Current evidence indicates that the sex difference in CAD cannot be explained on the basis of ambient T exposure. Androgens can exert both beneficial and deleterious actions on myriad factors implicated in the pathogenic mechanisms of atherosclerosis and CAD. At present, it is not possible to determine the net effect of T on CAD. What are the clinical implications of this ongoing uncertainty?
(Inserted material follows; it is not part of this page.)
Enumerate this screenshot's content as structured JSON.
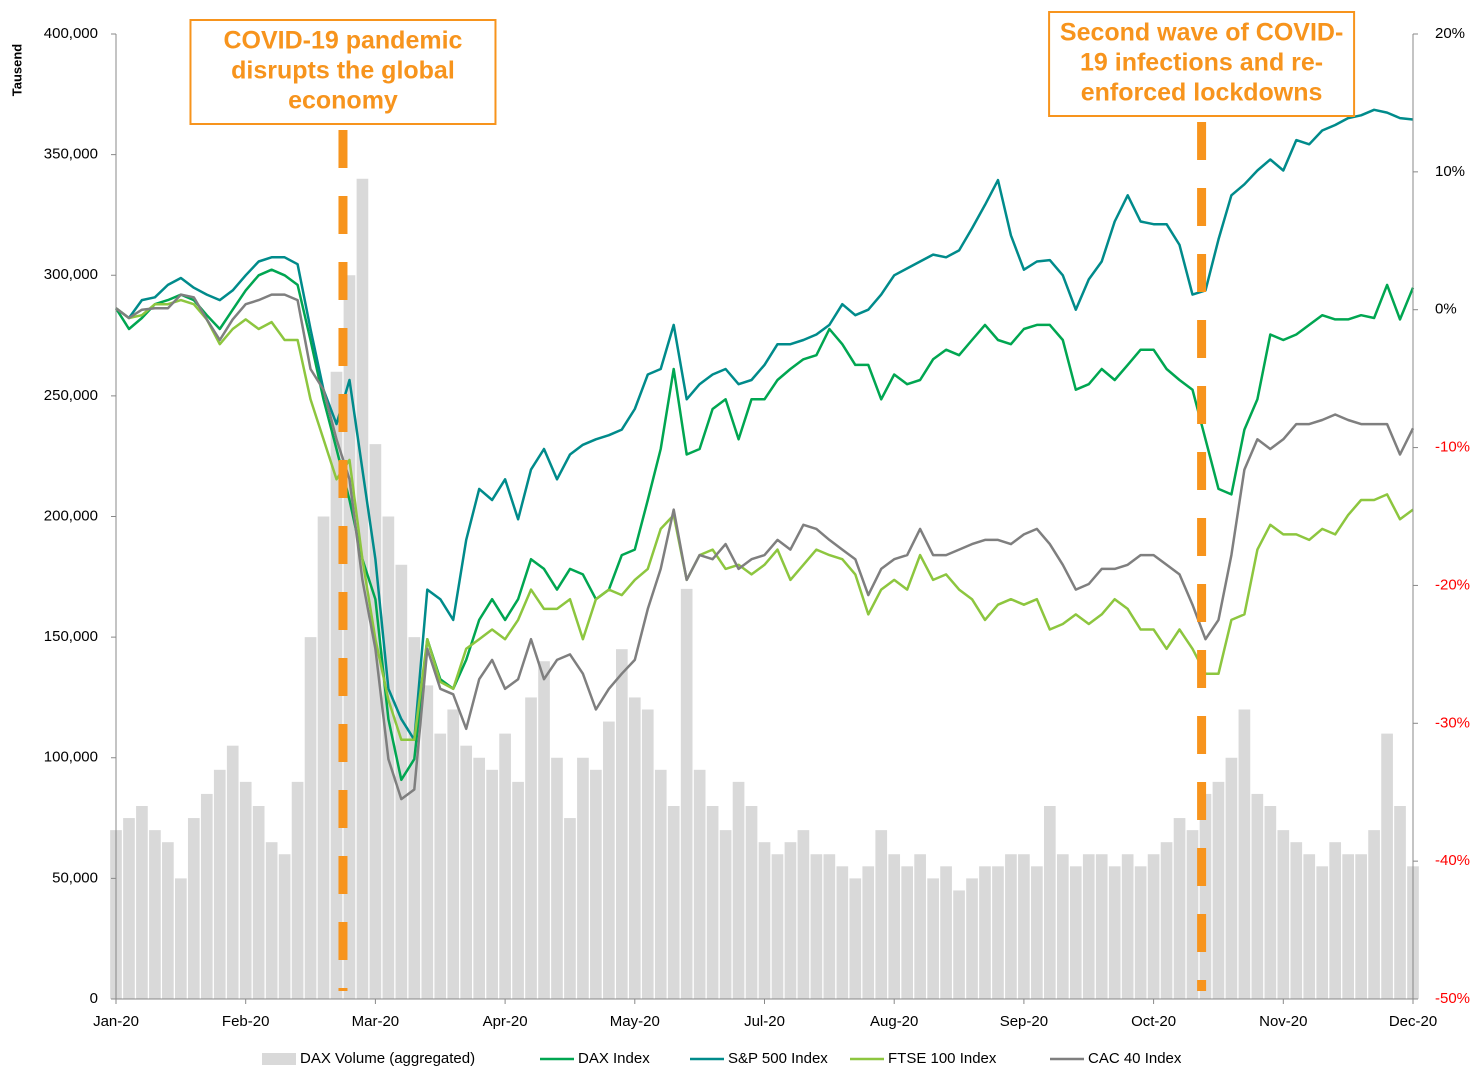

It is important to differentiate between 1) the concern for the possibility of cardiovascular side effects in androgen treatment of endocrine and non-endocrine conditions and 2) whether T may be used for the prevention or even treatment of CAD.
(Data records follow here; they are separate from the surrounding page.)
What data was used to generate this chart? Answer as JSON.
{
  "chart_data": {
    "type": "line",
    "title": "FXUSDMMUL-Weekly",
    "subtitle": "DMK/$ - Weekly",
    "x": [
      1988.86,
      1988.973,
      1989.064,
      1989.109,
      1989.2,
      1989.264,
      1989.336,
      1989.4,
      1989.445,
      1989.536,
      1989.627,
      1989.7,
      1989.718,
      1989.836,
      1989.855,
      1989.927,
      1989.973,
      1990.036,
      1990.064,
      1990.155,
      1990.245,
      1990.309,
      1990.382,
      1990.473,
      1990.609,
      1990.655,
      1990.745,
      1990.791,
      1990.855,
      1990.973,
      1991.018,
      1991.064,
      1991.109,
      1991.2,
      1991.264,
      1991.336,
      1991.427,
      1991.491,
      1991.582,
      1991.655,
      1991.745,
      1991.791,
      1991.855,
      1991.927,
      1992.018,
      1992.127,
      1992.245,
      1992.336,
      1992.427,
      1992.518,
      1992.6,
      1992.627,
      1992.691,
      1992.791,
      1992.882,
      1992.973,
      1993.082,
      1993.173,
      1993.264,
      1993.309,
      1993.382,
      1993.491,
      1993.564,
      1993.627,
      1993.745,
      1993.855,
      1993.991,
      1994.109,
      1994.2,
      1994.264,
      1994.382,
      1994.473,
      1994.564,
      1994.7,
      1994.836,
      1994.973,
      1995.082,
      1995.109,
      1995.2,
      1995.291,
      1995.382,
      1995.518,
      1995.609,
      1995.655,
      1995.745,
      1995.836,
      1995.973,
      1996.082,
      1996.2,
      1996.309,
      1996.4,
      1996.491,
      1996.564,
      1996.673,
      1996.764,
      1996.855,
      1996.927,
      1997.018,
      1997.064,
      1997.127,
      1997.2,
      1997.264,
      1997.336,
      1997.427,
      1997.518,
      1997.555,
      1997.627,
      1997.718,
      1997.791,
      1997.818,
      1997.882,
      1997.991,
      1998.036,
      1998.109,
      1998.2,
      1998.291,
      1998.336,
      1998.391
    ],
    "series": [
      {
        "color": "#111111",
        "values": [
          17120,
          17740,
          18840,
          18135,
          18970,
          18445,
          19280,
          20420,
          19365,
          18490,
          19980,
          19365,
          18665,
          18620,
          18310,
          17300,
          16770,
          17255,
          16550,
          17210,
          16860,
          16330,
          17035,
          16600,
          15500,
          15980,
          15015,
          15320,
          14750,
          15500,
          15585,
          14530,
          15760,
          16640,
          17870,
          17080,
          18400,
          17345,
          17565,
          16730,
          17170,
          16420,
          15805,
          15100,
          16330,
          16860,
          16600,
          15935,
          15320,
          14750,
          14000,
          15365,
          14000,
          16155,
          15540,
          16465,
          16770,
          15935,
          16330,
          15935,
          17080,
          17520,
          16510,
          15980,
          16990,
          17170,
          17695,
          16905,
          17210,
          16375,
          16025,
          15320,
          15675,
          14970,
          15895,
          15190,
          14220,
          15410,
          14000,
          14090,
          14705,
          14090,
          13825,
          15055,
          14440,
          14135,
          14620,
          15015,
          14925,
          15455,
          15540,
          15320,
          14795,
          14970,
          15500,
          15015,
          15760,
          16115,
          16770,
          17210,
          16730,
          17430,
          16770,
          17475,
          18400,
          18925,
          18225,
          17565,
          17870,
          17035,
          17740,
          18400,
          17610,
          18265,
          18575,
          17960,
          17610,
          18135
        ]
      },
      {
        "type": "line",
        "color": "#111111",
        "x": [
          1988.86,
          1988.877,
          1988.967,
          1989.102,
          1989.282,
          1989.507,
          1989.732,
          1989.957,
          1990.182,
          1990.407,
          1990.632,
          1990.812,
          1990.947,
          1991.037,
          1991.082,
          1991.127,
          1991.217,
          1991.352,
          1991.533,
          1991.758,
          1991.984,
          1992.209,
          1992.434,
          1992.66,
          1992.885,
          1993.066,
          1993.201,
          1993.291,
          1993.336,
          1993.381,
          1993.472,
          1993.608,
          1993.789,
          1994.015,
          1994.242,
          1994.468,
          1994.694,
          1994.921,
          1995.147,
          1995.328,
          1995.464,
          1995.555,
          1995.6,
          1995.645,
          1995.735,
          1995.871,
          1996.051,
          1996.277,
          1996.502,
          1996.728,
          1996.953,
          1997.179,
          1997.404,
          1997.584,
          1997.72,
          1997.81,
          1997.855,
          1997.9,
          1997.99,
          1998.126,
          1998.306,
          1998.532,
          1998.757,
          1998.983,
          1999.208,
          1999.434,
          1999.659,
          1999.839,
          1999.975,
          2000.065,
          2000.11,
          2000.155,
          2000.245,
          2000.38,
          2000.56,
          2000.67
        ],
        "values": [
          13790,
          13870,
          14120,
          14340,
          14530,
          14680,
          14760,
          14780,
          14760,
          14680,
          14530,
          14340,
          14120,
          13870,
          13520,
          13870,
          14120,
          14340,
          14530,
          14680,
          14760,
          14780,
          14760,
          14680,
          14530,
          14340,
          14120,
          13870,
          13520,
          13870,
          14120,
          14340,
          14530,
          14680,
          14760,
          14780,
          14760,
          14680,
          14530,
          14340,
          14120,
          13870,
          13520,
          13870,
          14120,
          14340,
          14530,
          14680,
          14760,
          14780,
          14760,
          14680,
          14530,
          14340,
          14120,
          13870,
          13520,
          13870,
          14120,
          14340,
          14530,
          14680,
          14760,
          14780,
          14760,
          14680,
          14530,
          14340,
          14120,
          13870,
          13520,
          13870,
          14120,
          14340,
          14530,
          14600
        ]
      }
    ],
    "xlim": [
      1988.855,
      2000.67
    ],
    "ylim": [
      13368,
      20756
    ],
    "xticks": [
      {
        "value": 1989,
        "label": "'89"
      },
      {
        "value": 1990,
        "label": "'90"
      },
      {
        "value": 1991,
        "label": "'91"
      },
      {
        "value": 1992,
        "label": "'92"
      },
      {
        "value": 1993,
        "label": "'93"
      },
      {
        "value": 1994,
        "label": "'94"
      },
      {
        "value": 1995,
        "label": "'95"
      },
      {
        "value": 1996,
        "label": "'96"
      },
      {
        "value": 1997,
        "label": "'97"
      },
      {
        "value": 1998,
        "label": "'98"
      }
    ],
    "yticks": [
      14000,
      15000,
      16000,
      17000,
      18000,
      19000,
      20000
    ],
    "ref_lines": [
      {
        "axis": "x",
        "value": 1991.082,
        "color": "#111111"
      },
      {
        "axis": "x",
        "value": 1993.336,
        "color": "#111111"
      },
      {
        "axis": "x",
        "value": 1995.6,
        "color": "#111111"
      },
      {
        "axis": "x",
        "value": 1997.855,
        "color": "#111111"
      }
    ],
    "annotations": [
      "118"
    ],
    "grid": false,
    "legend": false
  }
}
Efforts to exploit the therapeutic benefits of T for men in the treatment of osteoporosis, sarcop aenia, chronic debilitating disease and age-related hypoandrogenism in the ageing male population should take heed of recent concerns regarding the possibility of increased cardiovascular event risks.
Some clinicians argue that androgen replacement in the elderly male may have the potential to prevent CAD. It is hazardous to extrapolate from cross-sectional observational data examining cardiovascular risk factors, or in vitro data studying isolated mechanisms with pharmacological doses of androgens, to assume that manipulation of the sex steroid milieu will result in clinical benefits in a complex multifactorial condition such as CAD. The lessons from estrogen HRT in postmenopausal women are especially salutary. Despite the overwhelmingly positive but indirect evidence on risk factors and disease incidence, randomised controlled interventional studies recently have not confirmed estrogens to be effective in primary or secondary prevention of CAD in women [269-271] . Analogously, if HRT for ageing men were ever to become an acceptable therapeutic entity, the requirement for randomised controlled clinical interventional trials to assess the effects of androgens on CAD disease (and other) endpoints is obvious. In the absence of such information on T and DHEA currently, priority must be given to established modes of intervention, which have been proven to be effective in prevention or treatment of CAD (e.g. weight reduction, smoking cessation, exercise, aspirin, statins/fibrates, anti-hypertensives, and vasodilators). For men with established hypoandrogenism, however, there are no substantive data to suggest that physiological testosterone therapy is associated with increased cardiovascular risk. Finally, it is now recognized that ADT in the treatment of metastatic prostate cancer increases cardiovascular risk. These men should have their cardiovascular risk factors identified and treated accordingly.